Kein Wunder also, dass der Trenchcoat heute mit Detektivbekleidung assoziiert wird. Im 20. Jahrhundert haben schließlich viele Filmcharaktere dafür gesorgt. Aber die eigentliche Geschichte des Trenchcoats ist eine andere.
Praktische Bekleidung musste her
Garbadine, so heißt der feste Baumwollstoff, der die Anfänge des Trenchcoats einläutete. Aber bereits im 19. Jahrhundert. Damals nämlich stellte ein Geschäftsmann des Textilsektors fest, dass sich aus diesem Material ein wasserdichter Mantel herstellen lässt, der noch dazu in seiner Robustheit überzeugt.
Aber wer sollte damals derartige Kleidungsbedürfnisse haben? Natürlich das Militär und somit waren Briten wie auch Franzosen im ersten Weltkrieg in diesen Mantel gehüllt.
Auch wenn es nicht erstes Bestreben war, ein schickes Kleidungsstück zu kreieren, so war der Trenchcoat, verglichen mit der üblichen Regenbekleidung des frühen 20. Jahrhunderts, ein echtes Modehighlight. Deshalb sollte das praktische Teil nicht nach dem Krieg in der Versenkung verschwinden und wurde stattdessen weiterhin getragen.

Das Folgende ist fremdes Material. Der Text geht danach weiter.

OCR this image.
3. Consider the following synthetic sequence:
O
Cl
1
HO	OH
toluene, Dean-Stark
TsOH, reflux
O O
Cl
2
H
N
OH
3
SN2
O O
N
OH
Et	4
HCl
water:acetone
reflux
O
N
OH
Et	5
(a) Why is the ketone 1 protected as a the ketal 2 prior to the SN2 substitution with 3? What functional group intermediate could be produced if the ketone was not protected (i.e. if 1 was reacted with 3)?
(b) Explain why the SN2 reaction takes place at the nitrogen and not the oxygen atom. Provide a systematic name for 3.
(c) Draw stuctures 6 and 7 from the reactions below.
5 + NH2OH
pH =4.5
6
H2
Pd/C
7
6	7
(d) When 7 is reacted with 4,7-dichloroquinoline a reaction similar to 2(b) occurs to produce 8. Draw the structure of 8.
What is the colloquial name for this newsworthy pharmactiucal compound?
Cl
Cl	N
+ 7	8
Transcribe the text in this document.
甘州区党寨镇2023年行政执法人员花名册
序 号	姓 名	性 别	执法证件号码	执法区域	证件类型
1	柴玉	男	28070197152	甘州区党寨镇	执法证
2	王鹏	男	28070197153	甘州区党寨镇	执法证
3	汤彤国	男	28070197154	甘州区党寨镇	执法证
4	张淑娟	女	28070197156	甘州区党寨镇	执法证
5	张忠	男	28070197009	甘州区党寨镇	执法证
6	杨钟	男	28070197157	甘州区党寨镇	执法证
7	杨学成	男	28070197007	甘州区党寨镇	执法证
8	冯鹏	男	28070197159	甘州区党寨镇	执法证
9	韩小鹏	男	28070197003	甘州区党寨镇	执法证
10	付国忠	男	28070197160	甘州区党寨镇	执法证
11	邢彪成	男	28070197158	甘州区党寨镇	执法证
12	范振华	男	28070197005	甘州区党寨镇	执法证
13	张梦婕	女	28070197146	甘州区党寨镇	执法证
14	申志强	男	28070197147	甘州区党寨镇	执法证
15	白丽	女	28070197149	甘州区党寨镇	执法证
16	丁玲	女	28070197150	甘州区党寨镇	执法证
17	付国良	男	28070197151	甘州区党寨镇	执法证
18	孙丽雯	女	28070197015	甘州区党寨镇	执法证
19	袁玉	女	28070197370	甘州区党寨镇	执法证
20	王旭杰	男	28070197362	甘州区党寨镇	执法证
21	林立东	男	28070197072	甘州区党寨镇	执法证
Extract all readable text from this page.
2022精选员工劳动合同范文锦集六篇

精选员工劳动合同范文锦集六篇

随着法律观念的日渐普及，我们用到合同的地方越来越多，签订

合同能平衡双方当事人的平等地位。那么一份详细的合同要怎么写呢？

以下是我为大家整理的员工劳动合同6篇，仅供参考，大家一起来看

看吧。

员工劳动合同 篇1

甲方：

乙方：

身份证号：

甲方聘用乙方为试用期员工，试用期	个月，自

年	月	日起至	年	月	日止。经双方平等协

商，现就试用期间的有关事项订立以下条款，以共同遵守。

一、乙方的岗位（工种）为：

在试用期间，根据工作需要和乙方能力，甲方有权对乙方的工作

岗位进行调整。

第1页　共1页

Filme machten den Trenchcoat berühmt
Humphrey Bogart, dem im 20. Jahrhundert die Frauenherzen zuflogen, war es, der dem Trenchcoat zu seiner heutigen Beliebtheit verhalf. Da wurde kaum ein Filmmädchen geküsst, ohne dass ein Trenchcoat dieses Treiben begleitete. Folglich musste jeder Mann, der wenigstens im Ansatz den Sexappeal Bogarts ausstrahlen wollte, sich einen solchen Mantel zulegen. Auch wenn manche männlichen Exemplare weit von Bogarts Frauenwirkung im Trenchcoat entfernt waren, so steigerten sie dennoch seinen Produktabsatz rasant.
Geschlechtsheterogene Kleidung
Noch weit über die Mitte des 20. Jahrhunderts hinaus war es undenkbar, dass Männer und Frauen die gleiche Kleidung trugen. Was sollte ein Mann im Rock schon darstellen? Und entsprechend brauchte eine Frau in Hosen auch nicht das Mannsweib zu markieren. Umso erstaunlicher war es, dass bezüglich des Trenchcoats plötzlich Geschlechtereinheit herrschte.